Overall Rating – 8/10
Pretty Please – Jackson Wang & Galantis
The final song on this list today is Jackson Wang and Galantis’ collaboration, titled Pretty Please. For those who are not familiar with Galantis, they bring the funky and groovy electronic-based instrumental that forms the backbone of Pretty Please to life. It is a really awesome backing for the song and feels super addictive. Jackson brings the vocals to the song. I really like his deep and raspy vocals in this song. He adds some unique colour to the song and the texture is super appealing over the electronic instrumentation. Music-wise, big ticks from me. My only complaint is the song goes by so quickly. Two and a half minutes is nothing. And especially with such a fun, groovy and upbeat instrumentation, it literally blurs by in a matter of seconds.
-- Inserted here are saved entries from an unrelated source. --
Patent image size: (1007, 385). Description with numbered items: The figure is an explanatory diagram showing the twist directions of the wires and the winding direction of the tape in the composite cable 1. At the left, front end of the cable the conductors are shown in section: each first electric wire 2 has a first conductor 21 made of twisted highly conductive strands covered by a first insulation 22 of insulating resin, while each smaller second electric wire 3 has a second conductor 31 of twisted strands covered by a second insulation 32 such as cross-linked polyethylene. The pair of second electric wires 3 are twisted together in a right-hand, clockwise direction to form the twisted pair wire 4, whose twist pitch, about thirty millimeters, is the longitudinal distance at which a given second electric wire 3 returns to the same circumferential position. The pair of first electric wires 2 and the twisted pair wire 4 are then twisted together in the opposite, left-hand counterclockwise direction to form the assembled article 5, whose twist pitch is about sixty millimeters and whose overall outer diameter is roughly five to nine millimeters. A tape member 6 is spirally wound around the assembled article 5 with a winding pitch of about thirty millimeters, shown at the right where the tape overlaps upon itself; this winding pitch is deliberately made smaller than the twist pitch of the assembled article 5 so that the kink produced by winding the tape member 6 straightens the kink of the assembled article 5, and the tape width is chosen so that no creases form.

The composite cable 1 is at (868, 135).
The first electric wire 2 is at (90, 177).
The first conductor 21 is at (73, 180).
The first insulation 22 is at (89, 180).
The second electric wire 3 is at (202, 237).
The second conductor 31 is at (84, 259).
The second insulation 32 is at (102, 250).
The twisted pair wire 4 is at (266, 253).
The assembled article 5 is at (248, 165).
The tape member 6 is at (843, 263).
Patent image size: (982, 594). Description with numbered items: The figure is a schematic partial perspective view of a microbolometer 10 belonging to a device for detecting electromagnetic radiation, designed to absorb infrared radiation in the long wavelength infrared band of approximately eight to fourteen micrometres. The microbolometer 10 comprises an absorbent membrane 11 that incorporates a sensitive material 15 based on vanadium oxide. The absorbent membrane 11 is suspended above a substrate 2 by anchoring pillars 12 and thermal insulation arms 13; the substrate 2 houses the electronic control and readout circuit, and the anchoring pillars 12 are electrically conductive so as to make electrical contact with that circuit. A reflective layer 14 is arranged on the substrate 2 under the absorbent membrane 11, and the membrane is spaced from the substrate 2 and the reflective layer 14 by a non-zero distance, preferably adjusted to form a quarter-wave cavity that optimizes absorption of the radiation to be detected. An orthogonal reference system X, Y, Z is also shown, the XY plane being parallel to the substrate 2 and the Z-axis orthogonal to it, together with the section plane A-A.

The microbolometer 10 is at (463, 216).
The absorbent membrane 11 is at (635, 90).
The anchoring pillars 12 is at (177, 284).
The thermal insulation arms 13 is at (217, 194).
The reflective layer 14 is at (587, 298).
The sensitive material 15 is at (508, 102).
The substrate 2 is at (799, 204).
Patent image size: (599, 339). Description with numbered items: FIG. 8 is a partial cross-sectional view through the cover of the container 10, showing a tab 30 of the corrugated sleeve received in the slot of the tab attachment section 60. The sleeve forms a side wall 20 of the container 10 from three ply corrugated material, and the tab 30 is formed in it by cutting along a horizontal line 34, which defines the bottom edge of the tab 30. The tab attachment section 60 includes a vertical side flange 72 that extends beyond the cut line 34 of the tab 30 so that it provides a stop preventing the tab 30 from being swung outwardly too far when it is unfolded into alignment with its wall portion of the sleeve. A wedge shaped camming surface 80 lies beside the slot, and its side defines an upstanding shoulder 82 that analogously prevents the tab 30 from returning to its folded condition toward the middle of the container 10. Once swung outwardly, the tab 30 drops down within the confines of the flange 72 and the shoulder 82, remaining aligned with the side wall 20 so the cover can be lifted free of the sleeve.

I wished there was more to it, as every time I listen to Pretty Please, I am caught off guard by the unexpecting ending that comes out of nowhere.
The end of the music video gives a bit of context to the idea behind the video. Jackson has always wanted to shoot something along the lines of ’90s Hong Kong movie’ concept. And I agree with him that it is a pretty cool setting to shoot in. The video starts off with Jackson and his friends at a Chinese restaurant, watching a documentary about wolves, emphasising the idea of loyalty of friends and to partners. Enters the actress, the same one who played his love interest in 100 Ways. He notices that she left a pendant of a wolf and starts following her to get her attention down the street in a cool montage. And he doesn’t stop, presenting us with the first of the two loyalties. The second of the two loyalties is shown in the lead up to the dance choreography, where his friends (shown as wolves for a brief moment) come running from the restaurant to join him in the choreography shot at the end of the video. The video cuts to dark and it is revealed at he is still in the restaurant with his friends and he is holding the pendant. His eyes turns white, revealing him to be a wolf and is probably going to go searching for his female counterpart later on. The choreography in this video looks really cool and matches with the funky vibes of the song.